Introduction to Consulting

I spend too much time these days talking about what seems to me to be basic, obvious facts about professional services.  So, to save time, three quick points about project management, PSO economics, and metrics.

The project management triangle

The project management triangle is time, cost, and scope.  You want to spend less time on a project?  Fine; the scope will have to be less.  You don’t want that?  Fine, you’re going to spend more on the project then.

You want to spend one week working on the project with one person (labor is value, and all that; cost = resources = effort = people)?  That’s great!  But I’m going to tell you what the scope is and you’re probably not going to like it.

You can decide the scope if you’d prefer, but then I’m going to tell you how much it’s going to cost and how long it’s going to take.

It is an iron law.

Professional services are not products

Professional services have low capital expenses and high incremental costs.  That means that a PSO (professional services organization) can develop a new consulting offering, for example, at little cost, especially compared with the cost of developing a product.  But the cost to deliver that product is high and there aren’t scale economies.  To put a brighter spin on it, the cost is recognized closer to the point of value.

In other words; to actually do the work, you need to assign people (=cost = value) to the project and they are, most likely, going to have to go to the customer location and in doing so (opportunity costs!) will not be able to work on other projects.  Also, they will incur additional costs transporting their corporeal selves from their location to the customer location and back again.

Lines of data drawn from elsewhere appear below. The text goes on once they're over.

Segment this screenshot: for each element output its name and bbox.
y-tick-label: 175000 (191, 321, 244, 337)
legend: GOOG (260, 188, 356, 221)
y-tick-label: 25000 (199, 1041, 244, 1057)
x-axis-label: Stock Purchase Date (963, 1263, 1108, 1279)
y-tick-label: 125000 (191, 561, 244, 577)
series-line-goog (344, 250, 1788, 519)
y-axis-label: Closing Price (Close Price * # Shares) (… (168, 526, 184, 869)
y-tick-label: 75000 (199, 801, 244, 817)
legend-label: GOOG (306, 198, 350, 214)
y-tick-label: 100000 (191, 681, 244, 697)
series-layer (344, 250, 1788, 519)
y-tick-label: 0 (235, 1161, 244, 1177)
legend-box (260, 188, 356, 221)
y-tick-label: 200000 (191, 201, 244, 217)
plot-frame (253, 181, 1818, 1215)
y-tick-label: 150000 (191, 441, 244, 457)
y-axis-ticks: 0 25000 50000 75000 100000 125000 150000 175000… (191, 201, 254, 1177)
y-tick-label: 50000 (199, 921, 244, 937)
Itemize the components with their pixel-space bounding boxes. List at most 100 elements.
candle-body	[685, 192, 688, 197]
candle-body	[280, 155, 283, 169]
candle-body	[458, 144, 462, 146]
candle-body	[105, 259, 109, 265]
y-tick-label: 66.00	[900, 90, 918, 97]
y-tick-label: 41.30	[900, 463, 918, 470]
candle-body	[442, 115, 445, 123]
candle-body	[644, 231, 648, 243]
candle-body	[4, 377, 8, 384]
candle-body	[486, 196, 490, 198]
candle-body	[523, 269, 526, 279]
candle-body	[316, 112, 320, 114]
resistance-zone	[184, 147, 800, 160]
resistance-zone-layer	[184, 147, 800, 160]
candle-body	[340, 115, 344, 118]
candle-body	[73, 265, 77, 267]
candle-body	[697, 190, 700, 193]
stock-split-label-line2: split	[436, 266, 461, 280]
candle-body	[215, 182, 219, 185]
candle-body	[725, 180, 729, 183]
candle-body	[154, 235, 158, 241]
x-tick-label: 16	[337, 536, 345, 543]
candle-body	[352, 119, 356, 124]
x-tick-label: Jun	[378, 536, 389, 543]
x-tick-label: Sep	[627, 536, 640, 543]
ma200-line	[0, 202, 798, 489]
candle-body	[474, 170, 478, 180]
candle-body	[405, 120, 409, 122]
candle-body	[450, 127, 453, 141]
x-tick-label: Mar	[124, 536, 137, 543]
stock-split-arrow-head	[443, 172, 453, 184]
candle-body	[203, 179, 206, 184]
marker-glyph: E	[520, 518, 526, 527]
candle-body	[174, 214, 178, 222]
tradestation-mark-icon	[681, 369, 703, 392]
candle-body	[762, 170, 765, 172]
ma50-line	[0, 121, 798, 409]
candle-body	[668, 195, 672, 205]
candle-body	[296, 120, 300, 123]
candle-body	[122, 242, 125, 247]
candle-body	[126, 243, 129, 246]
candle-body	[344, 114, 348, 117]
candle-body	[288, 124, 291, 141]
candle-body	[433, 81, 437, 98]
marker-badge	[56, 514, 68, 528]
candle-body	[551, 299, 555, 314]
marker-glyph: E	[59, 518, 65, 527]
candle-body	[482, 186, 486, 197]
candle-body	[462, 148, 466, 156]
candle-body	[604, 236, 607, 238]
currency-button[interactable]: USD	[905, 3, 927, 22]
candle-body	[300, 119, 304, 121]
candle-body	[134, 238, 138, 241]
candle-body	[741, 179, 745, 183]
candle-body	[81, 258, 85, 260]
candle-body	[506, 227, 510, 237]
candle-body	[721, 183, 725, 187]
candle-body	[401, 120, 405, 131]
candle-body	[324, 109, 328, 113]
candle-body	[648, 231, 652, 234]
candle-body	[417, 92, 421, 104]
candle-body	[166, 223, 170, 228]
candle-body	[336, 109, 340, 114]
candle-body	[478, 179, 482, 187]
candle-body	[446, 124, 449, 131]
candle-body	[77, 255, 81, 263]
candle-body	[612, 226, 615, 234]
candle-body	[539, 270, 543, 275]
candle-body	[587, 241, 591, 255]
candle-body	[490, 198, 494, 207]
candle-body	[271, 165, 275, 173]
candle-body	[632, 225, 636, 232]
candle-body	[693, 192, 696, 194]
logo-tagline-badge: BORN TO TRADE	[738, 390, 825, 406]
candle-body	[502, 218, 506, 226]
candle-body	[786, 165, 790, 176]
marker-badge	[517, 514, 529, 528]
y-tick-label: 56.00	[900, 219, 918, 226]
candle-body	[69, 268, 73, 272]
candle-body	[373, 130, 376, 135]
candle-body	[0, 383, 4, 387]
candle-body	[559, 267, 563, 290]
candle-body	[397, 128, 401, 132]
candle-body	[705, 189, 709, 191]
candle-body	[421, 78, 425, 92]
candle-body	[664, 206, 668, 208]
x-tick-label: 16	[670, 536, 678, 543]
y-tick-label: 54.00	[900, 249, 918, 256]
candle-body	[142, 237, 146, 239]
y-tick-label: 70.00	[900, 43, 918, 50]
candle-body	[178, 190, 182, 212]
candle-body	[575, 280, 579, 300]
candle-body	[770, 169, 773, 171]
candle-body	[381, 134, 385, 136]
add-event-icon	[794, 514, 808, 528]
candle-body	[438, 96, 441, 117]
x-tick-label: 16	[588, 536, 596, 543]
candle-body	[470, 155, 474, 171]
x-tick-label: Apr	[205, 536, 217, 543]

Professional services are simple to manage

The only two numbers that matter to a PSO are effective bill rate and utilization.  You have to look at other things — costs, pipeline, deal size, margin % and $ (both as sold and as delivered), delivery issues (individual projects gone bad can damage an entire organization), and so on — and you have to be able to drill into those two main numbers to see what’s going on in detail, but it’s actually a simple business to model.  There are only 2,000 hours in a work year* and that is not going to change.  The number of hours that you bill, and the rate that you get for those hours is what you really care about.

So, when you’re talking to a good consultant — and this is not a bust, it’s just the reality — you can be assured that they’re thinking utilization and rate.

*  To be precise: there are 2,088 or 2,087 hours in a year in the US, depending on if it’s a leap year or not.